Yangshan Port, China. Credit: AP

GLENCORE CEO, Ivan Glasenberg, made some telling comments recently on a possible work life for himself once he leaves the Swiss miner and minerals marketing he’s run with iron clad hand for the last 20 years.

“When I leave here I want to go into a totally different business where the business drives the multiples, and not the market,” he said at the Financial Times Commodities Mining Summit in October.

Glasenberg has been preparing for his exit from Glencore for a year at least. When he does step down, he’ll be the last of the so-called ‘Billionaires Club’ – the executives who helped bring Glencore to the London Stock Exchange in May, 2011 and became fabulously rich as a result.

Notwithstanding this, mining has its limitations – principally the fact that exogenous factors influence market valuations. Mining firms are price-takers, for instance; they are also affected by pulses in economies such as China.
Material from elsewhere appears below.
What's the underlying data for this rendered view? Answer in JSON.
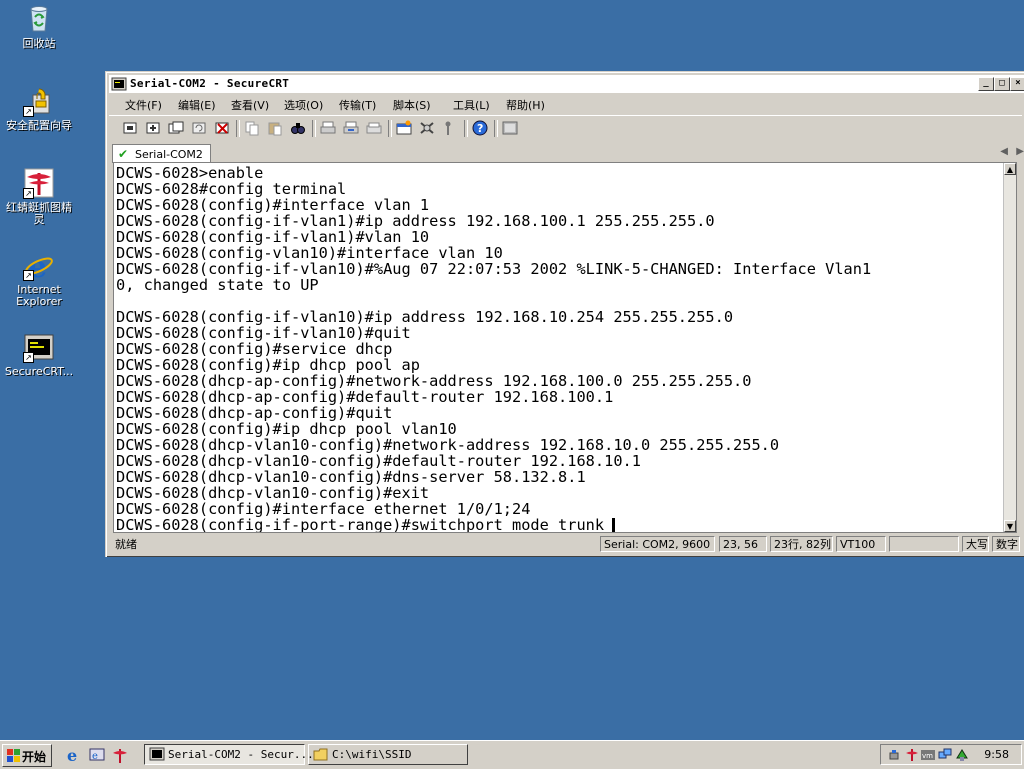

Thankfully for mining firms, the Chinese economy has performed a remarkable recovery in the months after the Covid-19 pandemic infected developed economies. “It’s been identical to the 2008 crisis: the world stopped but China kicked in,” said Glasenberg. “Whatever we’re losing in the western world, China is making up.”

Diamond sales were 10% to 15% higher year-on-year, according to Mark Cutifani, CEO of Anglo American – a sure sign consumer markets in China had recovered, he said. “It’s been remarkable and a very good sign,” he said.

These comments, by two of the world’s largest mining firms by value, echo the comments of investment analysts who think the mining sector dodged a bullet post the first surge of Covid-19 disease.

Commenting prior to third quarter production numbers from mining firms, BMO Capital Markets said it was looking forward to a more sedate period. “After a volatile year and with the backdrop of the US general election midway through the reporting period, we think a ‘boring’ or slightly positive forward-looking earnings season will be welcome,” it said.

And so it has proved, at least so far. Bank of America Merrill Lynch describe Anglo American’s third quarter numbers in terms of “… the worst is over”.

Attendees at LME Week commented on the ‘normalisation’ of copper demand. The effect was to push the copper price to highs of $7,000 per ton. Copper is viewed as an important bellwether for all metals in the mining complex.

According to Morgan Stanley, in a note titled ‘Copper zooms ahead’: “… copper’s market fundamentals remain broadly supportive of a high copper price – featuring low inventories, a market deficit that persists through 2021, recovering end-use markets and heightened supply risk”.

The possibility of supply risk, however, remains a real one. Cutifani said Anglo had lost three months in development at its $5.3bn Quellaveco copper development in Peru as a result of a Covid-19 shutdown in March. It cut capital costs $1.5bn as part of its response to Covid-19, including $300m from the three-month shutdown.

Cutifani said at the FT conference the group was likely to be relatively unscathed by the delay: it was already three months ahead of schedule so now it was ‘on time’.

It’s not a view entirely supported, at least by his rival Glasenberg who commented (in jest, one supposes): “Maybe I’ll hang around a bit longer, just to see if Mark is able to develop Quellaveco on time.” The project, which is slated to produce some 300,000 tons a year of copper, is timetabled for first production in 2022.